Another drug czar leaves a failed tenure in office, declaring victory with a mess of skewed statistics.
Oct 20, 2000 | Gen. Barry McCaffrey: He came. He failed. He quit.
But not without taking an unearned victory lap. What is it about the job of drug czar that causes its occupants to heed Sen. George Aiken's advice regarding the Vietnam War -- "Declare victory and withdraw"?
That's what McCaffrey did this week when he announced that he would resign his post on Jan. 6. "I'm enormously proud of what we've done," crowed the general. "We had exploding rates of adolescent drug use, and we've reduced it." This ludicrous assessment echoed Bill Bennett's upbeat tenor as he ended his stint as drug czar in 1990, when he predicted that drug use would be cut in half "in five years."
The truth is, in the decade since Bennett whistled past the drug war graveyard, things have gone from bad to abysmal. Despite McCaffrey's repeated claims that we are winning the fight, the use of illegal drugs by junior high kids has increased by 300 percent, it's easier than ever for high school students to get drugs, drug prices are at an all-time low and drug purity is climbing.
This is an impressive litany of failures. But still more damning is McCaffrey's unequivocal success in convincing both President Clinton and Congress to approve $1.3 billion in mostly military aid to Colombia, dragging the United States into a three-way civil war.
McCaffrey's "triumph" is already looking like a disaster. According to the General Accounting Office, in a report to Congress last week, "the Colombian government has not demonstrated it has the detailed plans, management structure and funding necessary" to implement the U.S. aid.
McCaffrey's other major claim to shame during his tenure has been the massive escalation of our government's billion-dollar anti-drug media campaign. Despite the saturation of our airwaves with ads designed to promote the horrors of illegal drug use, research indicates that a rising number of young people see less harm in using drugs.
Yet President Clinton responded to McCaffrey's resignation by singling out as a sign of the "significant progress" made under the drug czar the fact that "we have dramatically increased our counter-drug spending and launched a $1 billion public-private media campaign to educate young people about the dangers of drug use." As if the mere act of throwing good money after bad represents sound drug policy.
As Kevin Zeese, president of Common Sense for Drug Policy, put it: "Gen.

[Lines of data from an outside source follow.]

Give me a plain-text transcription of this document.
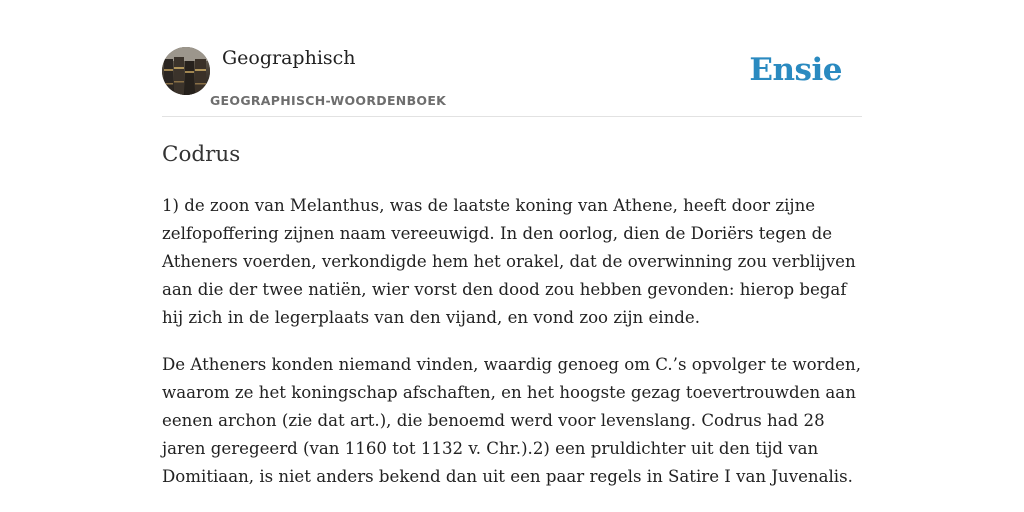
Geographisch
GEOGRAPHISCH-WOORDENBOEK
Ensie
Codrus

1) de zoon van Melanthus, was de laatste koning van Athene, heeft door zijne zelfopoffering zijnen naam vereeuwigd. In den oorlog, dien de Doriërs tegen de Atheners voerden, verkondigde hem het orakel, dat de overwinning zou verblijven aan die der twee natiën, wier vorst den dood zou hebben gevonden: hierop begaf hij zich in de legerplaats van den vijand, en vond zoo zijn einde.

De Atheners konden niemand vinden, waardig genoeg om C.’s opvolger te worden, waarom ze het koningschap afschaften, en het hoogste gezag toevertrouwden aan eenen archon (zie dat art.), die benoemd werd voor levenslang. Codrus had 28 jaren geregeerd (van 1160 tot 1132 v. Chr.).2) een pruldichter uit den tijd van Domitiaan, is niet anders bekend dan uit een paar regels in Satire I van Juvenalis.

McCaffrey clearly preferred funding TV commercials to investing in America's youth. We are spending nearly twice as much on the ad campaign, the glittering jewel in his drug-war crown, than the federal government spends on after-school programs for kids -- even though research shows alternative activity programs to be the most effective way to prevent adolescent drug abuse." This is more like a war on common sense -- which we're definitely winning.